父親になった箕耶鎚は、それから男手一つで二人の乳飲み子を育てた。近くに乳の出る女がいれば乳を分けてもらい、仕事があれば誰かに面倒を見てもらいながら二人を育てていった。
順調に育っていた姉妹だったが、わずか一歳の時、姉の種女は原因不明の熱病に罹り死の淵を彷徨った。何かの祟りに違いないと、化け物祓いをしてもらったが、まったく治まる気配はなかった。結局高熱は六日間続き、なんとか一命は取り留めたのだが、その代償として種女は光を失った。
それから一年、また一年と月日が流れて、二人は十三歳の娘に成長していた。箕耶鎚が宮造営の大工に抜擢されたのは、ちょうどこの頃だ。矢馬女は二人の娘たちも面倒を見てやると言って、肥女だった種女と葉女を最も格の高い御矢馬仕えに取り立ててやった。そもそも身分の卑しい箕耶鎚が、矢馬女から直々に名前を授かり、二人の娘たちまでも御矢馬仕えに上がるなど到底ありえない話だった。
矢馬女はたいそう二人を可愛がった。目の見えない種女は余計なことを見ることもなく、矢馬女の言われたとおりの事だけをこなす都合の良い存在だったし、葉女もまた、姉の種女を労りつつ、その手足となって働く忠実な娘だったことが理由だ。
二人の待遇は同じ御矢馬仕えの中でも特別扱いだった。すべての陰仕えは矢馬女の屋敷から出て暮らすことを禁じられていたにも拘わらず、二人は父親の箕耶鎚の元から通うことを許されていた。

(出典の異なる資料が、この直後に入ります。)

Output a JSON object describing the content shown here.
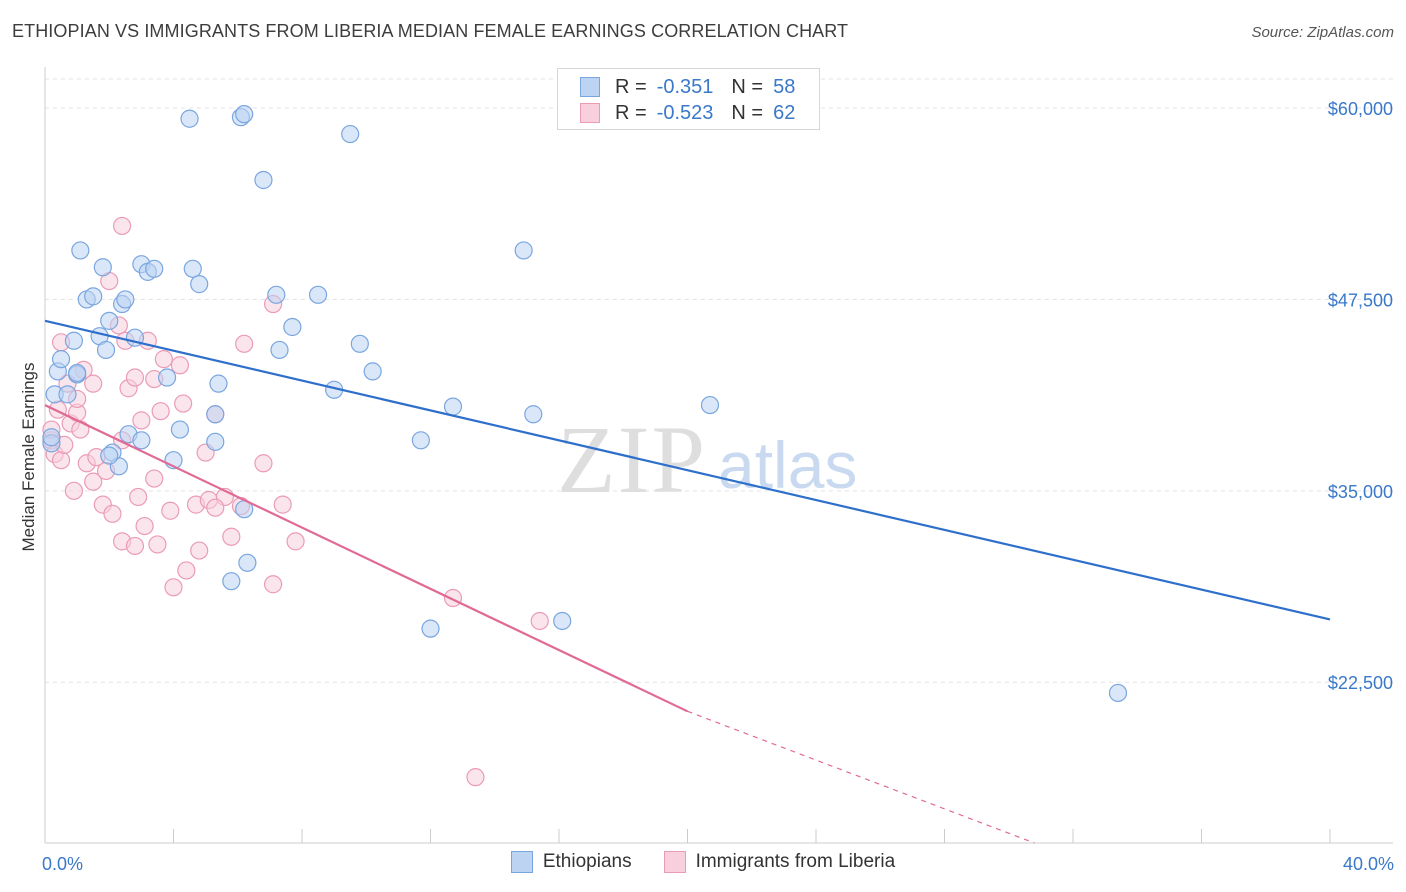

生まれつきそうであったのか──それとも光を失ったことでその力が研ぎ澄まされたのか──それは本人さえも知り得ないことだが、種女は何かの気配を感じる能力に長けていた。生きている人の気配はいうまでもないが、そこに存在しないはずの気配までもはっきりと分かるのだ。それにもう一つ──物事を予知する力が種女には備わっていた。地震が起こることを言い当ててみたり、誰かが怪我をすることを回避させることもあった。最初は小馬鹿にしていた民たちも、あまりに的中するので信ぜざるを得なくなった。気味悪がる者もいたが、食べ物などを持参して吉凶を占ってくれと頼む者も現れだした。占いとは違って、いつ何時、何を予知するか分からないので、頼まれても視てやることはできないと説明しても諦めてもらえず、逆恨みされることもあった。けれどもその程度のいざこざはまだ可愛いものだった。やがてこの小さな火種は矢馬女の元へと飛び火し、種女たちを焼き尽くそうとする大火となる危険なものだったのだ。